Krimel said to dmb:
On the one hand it adds support to your notion that James actually did hold to
some very flakey beliefs but on that other you will find very little support
for the notion that James ever abandoned psychology.
dmb says:
Why should I care if Taylor's work fails to support the notion that James
abandoned psychology? I don't think he abandoned psychology and I never said
that he did. I'm saying that his work in psychology raised questions about the
basic metaphysical assumptions, namely SOM, and that his empiricism addresses
those philosophical concerns. Also, I certainly don't think we out to "omit
James' psychology in reading his philosophy". I'm just trying to get you to see
the difference between psychology and philosophy, between the empirical science
known as psychology and radical empiricism as a philosophical position.
Krimel said:
... Taylor and Wozniak seem to agree that with you that James claimed that
there is "no world of objects". So I was wrong about that and apologize.
dmb says:
Well, that's the main thing right there. That little phrase "no world of
objects" gets at the metaphysical assumptions that radical empiricism
overturns. Pirsig and James are saying that "objects"(and subjects) are
secondary concepts rather than the starting points of reality. They both say
that these secondary concepts are derived from a more primary experience. James
calls it pure experience and Pirsig calls it Quality. This is also what James
was developing as a psychologist, which the Wiki article on "Sciousness" shows.
Krimel said:
... as you rightly point out he claims that subject and object are conceptual
distinctions drawn from an aconceptual "pure experience" or "siousness". The
problem here is that anything we say or any conclusions we draw from experience
are rooted in the same aconceptual realm. It is perfectly possible for
organisms to thrive on this planet without concepts of any kind. Humans
however are not among them.
dmb says:
Who ever said humans can thrive without concepts? Why is it a problem that we
all draw from the same pre-conceptual experience? Look, I think you're still
not quite getting what this means. Think of it in more ordinary terms. If SOM
says that reality is fundamentally made of two separate realms, the mental and
the physical, then we are strangely opposed to the planet on which we're
supposed to thrive and find truths and all that. The radical empiricist are
saying this dualistic assumption is flawed. And if you think about it even in
the ordinary terms, this seems quite untrue. As evolved organisms we are a
product of the earth and we are intimately interconnected with this planet's
atmosphere, gravitational field and the whole web of life. We are different
from or outside of the world. As Heidegger put it, we are always, already
situated in the world. Concepts don't represent reality in the sense that they
correspond with a physical reality. Instead, concepts are derived from
experience and function within experience. See, the radical empiricist is not
denying that there is a world of experience, they're just denying that
dualistic picture of a subjective mind set over against an objective world. Or
even simpler, instead of saying we (subjects) have a body (object), the
non-dualist would say we are embodied. We are not opposed to physical reality,
we are within it, part of it, a feature of it. You know, man is a participant
in the creation of all things. Thou art that.
Krimel said:
...Like Descartes, as I understand it, phenomenology begins and end with first
person experience. Something I looked at recently spoke in terms of first
versus third person ontology. I find that a helpful distinction.
dmb says:
They say Husserl was the founder of phenomenology in Europe and that he was the
last of the great Cartesians. And they say that if it had taken off in the
U.S., James would be considered the father of American Phenomenology. But James
was explicitly anti-Cartesian and so was Heidegger and so is Pirsig and Dewey.

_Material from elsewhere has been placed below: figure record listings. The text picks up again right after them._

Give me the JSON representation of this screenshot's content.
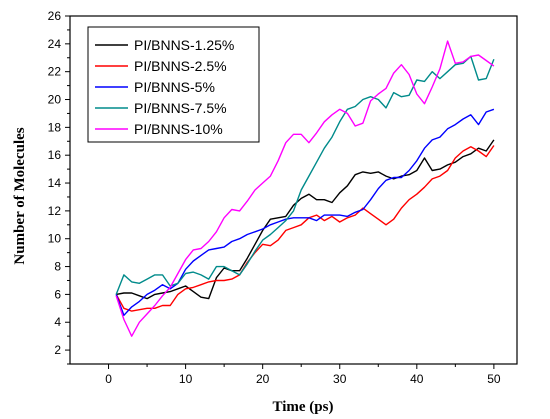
{
  "chart_data": {
    "type": "line",
    "title": "",
    "xlabel": "Time (ps)",
    "ylabel": "Number of Molecules",
    "xlim": [
      -5,
      53
    ],
    "ylim": [
      1,
      26
    ],
    "xticks": [
      0,
      10,
      20,
      30,
      40,
      50
    ],
    "yticks": [
      2,
      4,
      6,
      8,
      10,
      12,
      14,
      16,
      18,
      20,
      22,
      24,
      26
    ],
    "legend_position": "top-left",
    "grid": false,
    "x": [
      1,
      2,
      3,
      4,
      5,
      6,
      7,
      8,
      9,
      10,
      11,
      12,
      13,
      14,
      15,
      16,
      17,
      18,
      19,
      20,
      21,
      22,
      23,
      24,
      25,
      26,
      27,
      28,
      29,
      30,
      31,
      32,
      33,
      34,
      35,
      36,
      37,
      38,
      39,
      40,
      41,
      42,
      43,
      44,
      45,
      46,
      47,
      48,
      49,
      50
    ],
    "series": [
      {
        "name": "PI/BNNS-1.25%",
        "color": "#000000",
        "values": [
          6.0,
          6.1,
          6.1,
          5.9,
          5.7,
          6.0,
          6.1,
          6.2,
          6.4,
          6.6,
          6.2,
          5.8,
          5.7,
          7.2,
          7.9,
          7.7,
          7.7,
          8.6,
          9.6,
          10.6,
          11.4,
          11.5,
          11.6,
          12.4,
          12.9,
          13.2,
          12.8,
          12.8,
          12.6,
          13.3,
          13.8,
          14.6,
          14.8,
          14.7,
          14.8,
          14.5,
          14.3,
          14.5,
          14.6,
          14.9,
          15.8,
          14.9,
          15.0,
          15.3,
          15.5,
          15.9,
          16.1,
          16.5,
          16.3,
          17.1
        ]
      },
      {
        "name": "PI/BNNS-2.5%",
        "color": "#ff0000",
        "values": [
          6.0,
          5.0,
          4.8,
          4.9,
          5.0,
          5.0,
          5.2,
          5.2,
          6.0,
          6.4,
          6.5,
          6.7,
          6.9,
          7.0,
          7.0,
          7.1,
          7.4,
          8.3,
          9.0,
          9.6,
          9.5,
          9.9,
          10.6,
          10.8,
          11.0,
          11.5,
          11.7,
          11.3,
          11.6,
          11.2,
          11.5,
          11.7,
          12.2,
          11.8,
          11.4,
          11.0,
          11.4,
          12.2,
          12.8,
          13.2,
          13.7,
          14.3,
          14.5,
          14.9,
          15.8,
          16.3,
          16.6,
          16.3,
          15.9,
          16.7
        ]
      },
      {
        "name": "PI/BNNS-5%",
        "color": "#0000ff",
        "values": [
          6.0,
          4.5,
          5.1,
          5.5,
          6.0,
          6.3,
          6.7,
          6.4,
          6.8,
          7.8,
          8.4,
          8.8,
          9.2,
          9.3,
          9.4,
          9.8,
          10.0,
          10.3,
          10.5,
          10.7,
          11.0,
          11.2,
          11.4,
          11.5,
          11.5,
          11.5,
          11.3,
          11.7,
          11.7,
          11.7,
          11.6,
          11.9,
          12.1,
          12.8,
          13.6,
          14.2,
          14.4,
          14.4,
          14.9,
          15.6,
          16.5,
          17.1,
          17.3,
          17.9,
          18.2,
          18.6,
          18.9,
          18.2,
          19.1,
          19.3
        ]
      },
      {
        "name": "PI/BNNS-7.5%",
        "color": "#008b8b",
        "values": [
          6.0,
          7.4,
          6.9,
          6.8,
          7.1,
          7.4,
          7.4,
          6.6,
          6.8,
          7.5,
          7.6,
          7.4,
          7.1,
          8.0,
          8.0,
          7.7,
          7.4,
          8.2,
          9.1,
          9.9,
          10.3,
          10.8,
          11.3,
          12.0,
          13.5,
          14.5,
          15.5,
          16.5,
          17.3,
          18.4,
          19.3,
          19.5,
          20.0,
          20.2,
          20.0,
          19.4,
          20.5,
          20.2,
          20.3,
          21.4,
          21.3,
          22.0,
          21.5,
          22.0,
          22.5,
          22.6,
          23.1,
          21.4,
          21.5,
          22.9
        ]
      },
      {
        "name": "PI/BNNS-10%",
        "color": "#ff00ff",
        "values": [
          5.9,
          4.2,
          3.0,
          4.0,
          4.6,
          5.2,
          5.9,
          6.5,
          7.5,
          8.5,
          9.2,
          9.3,
          9.8,
          10.5,
          11.5,
          12.1,
          12.0,
          12.7,
          13.5,
          14.0,
          14.5,
          15.6,
          16.9,
          17.5,
          17.5,
          16.9,
          17.6,
          18.4,
          18.9,
          19.3,
          19.0,
          18.1,
          18.3,
          19.9,
          20.4,
          20.8,
          21.9,
          22.5,
          21.8,
          20.4,
          19.7,
          20.9,
          22.2,
          24.2,
          22.6,
          22.7,
          23.1,
          23.2,
          22.8,
          22.4
        ]
      }
    ]
  }
}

Again, the difference between holding the assumptions of SOM or not is very
much the key difference.
Krimel said:
... I don't see how acknowledging that "subjects" and "objects" are "concepts"
derived from experience adds support for something like say "non-dualism" which
is also a concept derivable from experience. "Pure experience" for that matter
is nothing more or less than a concept derived from experience.
dmb says:
Saying that subjects and objects are concepts does not support the notion of
non-dualism. It's just what the notion means. Not being divided into those two
ontological categories is the sense in which it is non-dual.
And yes, of course we are now dealing in words and concepts. But in this case
the concept to grasp is "non-duality". The central terms in radical empiricism
and in the MOQ refer to this non-dual awareness, the pre-intellectual
experience, because that's the non-dual awareness we're talking about.